The Norwegian stock producer Grodas Rifle Stock (GRS) make some of the most innovative solution when it comes to aftermarked stocks. As you have seen the most important features have already been mentioned by Jan Hüffmeier, but I would like to comment on some of the other good points about this rifles stock Firstly, they are made of the very sturdy stratabond laminate, which will be able to take a lot of beating, and keep its shape in every kind of condition - hot or cold, damp or dry. This means that you can trust the zeroing of the rifles, because the stock is not going to warp at all.
No chequering at all on the stock is something you have to get accustomed to, but it really makes no difference at all, and it is so much easier to keep clean and oil when needed. Secondly, the design of the handle is also somewhat unusual, as the handle itself is big and a bit 'of centre' towards the shooting hand. This provides the shooter with a solid grip and the ability to raise the elbow further up, but the thumb need to rest more pointing upwards than on traditional stocks. At first it feels awkward, but once accustomed to, you get a very good control of the rifle. Particularly so when you are shooting standing up, just as on moving targets as we love here in Scandinavia, but certainly also on a traditional ‘treibjagd’.
Furthermore, because the hand is positioned as it is, the repeating of the rifle for a second shot becomes easier – the ergonomics are certainly one of the best I have experienced I this regard. Thirdly, the design itself; it looks what it is – a genuine shooting machine! I know this might fall completely of the preference of many continental hunters, but thank Wotan for no silly woodcarvings or superfluous golden inlays. Just plane precise shooting. So, if you are looking for a stock to improve your shooting, and one that catches the eye of many fellow shooters and hunters, the GRS is well worth the money.

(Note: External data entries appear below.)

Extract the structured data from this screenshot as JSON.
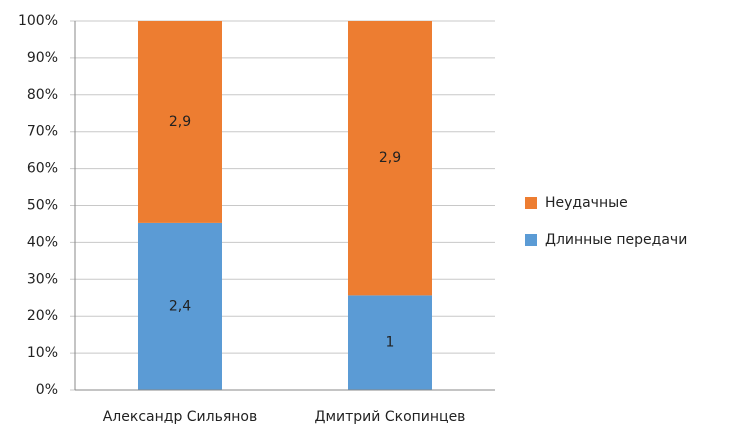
{
  "chart_data": {
    "type": "bar",
    "stack": "percent",
    "categories": [
      "Александр Сильянов",
      "Дмитрий Скопинцев"
    ],
    "series": [
      {
        "name": "Длинные передачи",
        "color": "#5b9bd5",
        "values": [
          2.4,
          1
        ],
        "value_labels": [
          "2,4",
          "1"
        ]
      },
      {
        "name": "Неудачные",
        "color": "#ed7d31",
        "values": [
          2.9,
          2.9
        ],
        "value_labels": [
          "2,9",
          "2,9"
        ]
      }
    ],
    "ylim": [
      0,
      100
    ],
    "yticks": [
      {
        "value": 0,
        "label": "0%"
      },
      {
        "value": 10,
        "label": "10%"
      },
      {
        "value": 20,
        "label": "20%"
      },
      {
        "value": 30,
        "label": "30%"
      },
      {
        "value": 40,
        "label": "40%"
      },
      {
        "value": 50,
        "label": "50%"
      },
      {
        "value": 60,
        "label": "60%"
      },
      {
        "value": 70,
        "label": "70%"
      },
      {
        "value": 80,
        "label": "80%"
      },
      {
        "value": 90,
        "label": "90%"
      },
      {
        "value": 100,
        "label": "100%"
      }
    ],
    "grid": true,
    "legend": "right"
  }
}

Excellent reveiw!! For what Kind of shooting do you use it mostly?
And which Modell is it exactly?
I use it mostly for precision shooting and jagd-parcours, so I chose the Sporter model. If I should use it more for hunting, which I seldom do now, I would recommend the Decima Sporter, which is a somewhat lighter version, but with the same features.
and (needless to say) chambered in the venerable 6.5x55!